O primeiro ano de vida de um bebê é uma fase de intensas transformações para os pais, tanto do ponto de vista emocional quanto neurobiológico. Muitos casais enfrentam crises conjugais nesse período, e a ciência tem explicações para isso. Segundo o pós-PhD em Neurociências e mestre em Psicologia, Dr. Fabiano de Abreu Agrela, membro da Society for Neuroscience nos Estados Unidos, mudanças hormonais, alterações na estrutura cerebral e o impacto da privação de sono são fatores determinantes para esses conflitos.
Mudanças hormonais e impacto emocional
De acordo com o neurocientista, a principal mudança ocorre no sistema endócrino. “A oxitocina, conhecida como o ‘hormônio do vínculo’, tem um aumento significativo na mãe, fortalecendo sua conexão com o bebê e redirecionando seu foco emocional para os cuidados maternos. Em contrapartida, nos pais ou na outra parte da relação, a produção de oxitocina também pode aumentar, especialmente através do envolvimento ativo nos cuidados com a criança. No entanto, se esse vínculo for desigual e o parceiro não encontrar uma nova forma de conexão dentro dessa dinâmica, pode ocorrer um distanciamento afetivo no relacionamento.”, explica Dr. Fabiano.
Há um aumento nos níveis de cortisol, o hormônio do estresse, devido à sobrecarga física e emocional. “A privação de sono e a necessidade constante de atenção ao bebê ativam o eixo hipotálamo-hipófise-adrenal (HHA), resultando em estresse crônico. Isso impacta diretamente a regulação emocional, tornando os pais mais irritáveis e suscetíveis a desentendimentos”, detalha.
Outra alteração importante envolve a dopamina, neurotransmissor relacionado ao prazer e à motivação. Segundo o especialista, “a falta de momentos de lazer e intimidade reduz a liberação de dopamina e serotonina, tornando a rotina exaustiva e contribuindo para um distanciamento entre o casal”.
O cérebro dos pais também muda
Além da questão hormonal, a neurociência mostra que o cérebro dos pais passa por transformações estruturais. “Pesquisas indicam que há uma remodelação da substância cinzenta em áreas como o córtex pré-frontal e a amígdala. Essas regiões são responsáveis pela regulação emocional e pelo comportamento parental, o que significa que o cérebro se adapta para priorizar os cuidados com o bebê”, afirma Dr. Fabiano de Abreu.
Esse processo, embora natural, pode alterar a dinâmica conjugal. “Os circuitos neurais antes voltados para a conexão romântica agora são redirecionados para o instinto protetor, o que pode gerar um afastamento involuntário entre os parceiros”, acrescenta.
Impacto do perfil da criança no relacionamento dos pais
A intensidade da crise pode variar de acordo com o desenvolvimento e as necessidades da criança. Para pais de crianças com Transtorno do Espectro Autista (TEA), por exemplo, o desafio é maior devido à necessidade de manter rotinas rígidas e à dificuldade de interpretar sinais emocionais da criança. Já pais de crianças superdotadas podem enfrentar um desgaste mental pelo alto nível de estimulação exigido.

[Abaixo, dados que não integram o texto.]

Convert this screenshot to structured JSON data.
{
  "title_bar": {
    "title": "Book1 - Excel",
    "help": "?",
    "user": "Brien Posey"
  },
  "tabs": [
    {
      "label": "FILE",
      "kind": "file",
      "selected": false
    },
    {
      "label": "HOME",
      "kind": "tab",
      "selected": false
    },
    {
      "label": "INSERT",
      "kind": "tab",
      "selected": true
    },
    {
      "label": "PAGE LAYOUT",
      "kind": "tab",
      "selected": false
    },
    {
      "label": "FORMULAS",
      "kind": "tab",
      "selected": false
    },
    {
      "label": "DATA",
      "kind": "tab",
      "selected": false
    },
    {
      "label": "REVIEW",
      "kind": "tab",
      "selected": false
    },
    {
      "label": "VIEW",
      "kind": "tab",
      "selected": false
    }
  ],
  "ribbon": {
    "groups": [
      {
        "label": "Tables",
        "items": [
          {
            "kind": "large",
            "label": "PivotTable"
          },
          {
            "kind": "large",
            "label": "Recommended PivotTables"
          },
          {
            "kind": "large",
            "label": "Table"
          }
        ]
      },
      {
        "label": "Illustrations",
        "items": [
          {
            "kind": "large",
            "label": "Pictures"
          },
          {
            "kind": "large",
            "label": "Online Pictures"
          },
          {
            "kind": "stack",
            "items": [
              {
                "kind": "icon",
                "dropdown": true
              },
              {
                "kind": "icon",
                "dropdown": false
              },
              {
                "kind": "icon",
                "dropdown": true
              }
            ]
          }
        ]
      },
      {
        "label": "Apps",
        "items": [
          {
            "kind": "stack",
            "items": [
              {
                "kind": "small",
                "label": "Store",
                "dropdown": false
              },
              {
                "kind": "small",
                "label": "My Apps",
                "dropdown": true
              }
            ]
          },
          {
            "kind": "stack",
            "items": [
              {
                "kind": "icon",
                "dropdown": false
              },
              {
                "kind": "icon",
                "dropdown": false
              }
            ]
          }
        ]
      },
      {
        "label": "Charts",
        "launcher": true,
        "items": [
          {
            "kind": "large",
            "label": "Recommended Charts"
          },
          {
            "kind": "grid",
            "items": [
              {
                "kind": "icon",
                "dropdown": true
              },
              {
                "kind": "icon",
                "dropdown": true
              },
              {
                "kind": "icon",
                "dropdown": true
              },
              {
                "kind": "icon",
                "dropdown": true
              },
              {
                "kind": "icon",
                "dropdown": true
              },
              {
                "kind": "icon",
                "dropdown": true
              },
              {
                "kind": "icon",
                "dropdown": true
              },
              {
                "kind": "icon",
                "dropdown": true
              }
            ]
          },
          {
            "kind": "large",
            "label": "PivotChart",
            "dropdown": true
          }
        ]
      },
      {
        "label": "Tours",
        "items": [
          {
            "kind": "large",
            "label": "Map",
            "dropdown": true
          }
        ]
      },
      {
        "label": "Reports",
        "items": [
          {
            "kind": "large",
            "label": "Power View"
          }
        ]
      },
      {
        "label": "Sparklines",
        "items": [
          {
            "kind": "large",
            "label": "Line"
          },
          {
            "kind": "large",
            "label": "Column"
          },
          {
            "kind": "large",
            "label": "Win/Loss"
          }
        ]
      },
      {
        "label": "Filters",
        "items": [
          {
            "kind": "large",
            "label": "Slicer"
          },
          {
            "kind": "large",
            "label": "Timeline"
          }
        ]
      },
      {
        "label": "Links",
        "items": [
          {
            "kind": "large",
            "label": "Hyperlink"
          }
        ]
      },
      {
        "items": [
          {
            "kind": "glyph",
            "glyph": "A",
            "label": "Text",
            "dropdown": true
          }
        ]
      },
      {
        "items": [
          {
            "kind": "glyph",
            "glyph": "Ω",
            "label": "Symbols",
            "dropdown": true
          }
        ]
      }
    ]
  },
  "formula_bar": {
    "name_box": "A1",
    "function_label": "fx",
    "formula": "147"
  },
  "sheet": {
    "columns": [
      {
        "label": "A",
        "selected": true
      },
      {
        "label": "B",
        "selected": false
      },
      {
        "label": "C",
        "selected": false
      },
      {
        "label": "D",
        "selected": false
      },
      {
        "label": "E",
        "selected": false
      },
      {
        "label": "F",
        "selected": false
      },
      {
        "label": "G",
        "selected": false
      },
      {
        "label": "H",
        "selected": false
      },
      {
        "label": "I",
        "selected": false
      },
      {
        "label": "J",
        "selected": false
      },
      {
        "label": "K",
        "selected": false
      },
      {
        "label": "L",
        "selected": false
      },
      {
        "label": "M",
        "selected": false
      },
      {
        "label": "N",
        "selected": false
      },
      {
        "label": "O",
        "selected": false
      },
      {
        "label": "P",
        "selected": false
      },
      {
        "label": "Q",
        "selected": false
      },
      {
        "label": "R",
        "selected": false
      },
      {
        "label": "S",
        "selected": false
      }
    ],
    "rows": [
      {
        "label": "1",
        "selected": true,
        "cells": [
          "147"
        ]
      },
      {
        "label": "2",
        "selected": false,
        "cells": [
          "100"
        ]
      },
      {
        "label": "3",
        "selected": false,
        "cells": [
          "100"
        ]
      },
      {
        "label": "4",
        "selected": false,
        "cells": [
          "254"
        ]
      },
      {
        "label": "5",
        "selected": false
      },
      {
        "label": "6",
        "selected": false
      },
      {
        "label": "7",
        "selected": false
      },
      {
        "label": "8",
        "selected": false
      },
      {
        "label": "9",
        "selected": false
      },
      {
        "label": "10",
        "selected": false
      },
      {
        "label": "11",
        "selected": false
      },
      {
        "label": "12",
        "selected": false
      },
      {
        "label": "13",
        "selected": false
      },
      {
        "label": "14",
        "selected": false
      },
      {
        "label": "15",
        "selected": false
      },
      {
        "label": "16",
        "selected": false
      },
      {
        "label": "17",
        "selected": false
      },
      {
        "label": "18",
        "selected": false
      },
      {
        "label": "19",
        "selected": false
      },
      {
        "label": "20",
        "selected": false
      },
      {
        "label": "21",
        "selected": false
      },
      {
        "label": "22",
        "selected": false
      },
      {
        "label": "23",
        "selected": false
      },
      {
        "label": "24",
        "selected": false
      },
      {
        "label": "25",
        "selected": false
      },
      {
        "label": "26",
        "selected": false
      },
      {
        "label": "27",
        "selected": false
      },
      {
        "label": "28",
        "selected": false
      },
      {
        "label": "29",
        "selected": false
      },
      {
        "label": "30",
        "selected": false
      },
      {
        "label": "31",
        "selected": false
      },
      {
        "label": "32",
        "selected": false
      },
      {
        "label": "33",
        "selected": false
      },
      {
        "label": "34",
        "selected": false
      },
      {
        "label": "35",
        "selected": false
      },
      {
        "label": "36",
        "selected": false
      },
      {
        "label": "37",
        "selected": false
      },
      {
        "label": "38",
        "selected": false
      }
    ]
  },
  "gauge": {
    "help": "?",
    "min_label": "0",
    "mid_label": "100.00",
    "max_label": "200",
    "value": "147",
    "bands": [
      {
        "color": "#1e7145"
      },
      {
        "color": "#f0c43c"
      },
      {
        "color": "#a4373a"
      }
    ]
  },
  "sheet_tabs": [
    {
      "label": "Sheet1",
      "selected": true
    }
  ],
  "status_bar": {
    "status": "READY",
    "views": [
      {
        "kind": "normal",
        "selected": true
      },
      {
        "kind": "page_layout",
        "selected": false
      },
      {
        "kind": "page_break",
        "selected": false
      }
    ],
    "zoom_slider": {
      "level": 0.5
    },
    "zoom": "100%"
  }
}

No caso de crianças com TDAH (Transtorno do Déficit de Atenção e Hiperatividade), a impulsividade e a necessidade constante de monitoramento podem aumentar o estresse dos cuidadores. Além disso, famílias de bebês com problemas de saúde ou condições neurológicas específicas enfrentam uma ativação constante do sistema de resposta ao estresse, intensificando o impacto emocional no casal.
Como minimizar os impactos?
Segundo o neurocientista, existem estratégias baseadas na neurociência para reduzir esses conflitos e preservar o relacionamento. “A hábitos que transitam pensamentos, relaxamento, contato com a natureza, a regulação do sono e a atividade física são formas eficazes de modular os níveis de cortisol, promovendo um equilíbrio emocional mais estável”, sugere.
Outra recomendação é reforçar a liberação de dopamina e oxitocina por meio de interações afetivas intencionais. “Pequenos gestos de carinho, conversas significativas e momentos de relaxamento conjunto são essenciais para manter a conexão do casal”, afirma Dr. Fabiano de Abreu.
Para casais que enfrentam dificuldades mais intensas, a terapia cognitivo-comportamental pode ser uma ferramenta importante. “A reestruturação cognitiva ajuda os pais a reorganizarem suas expectativas, minimizando a sensação de sobrecarga e resgatando a parceria dentro da parentalidade”, conclui o especialista.
O primeiro ano da criança representa um grande desafio para o casal, mas compreender os mecanismos neurocientíficos por trás dessas dificuldades pode ajudar na busca por soluções eficazes, promovendo um ambiente mais equilibrado tanto para os pais quanto para o bebê.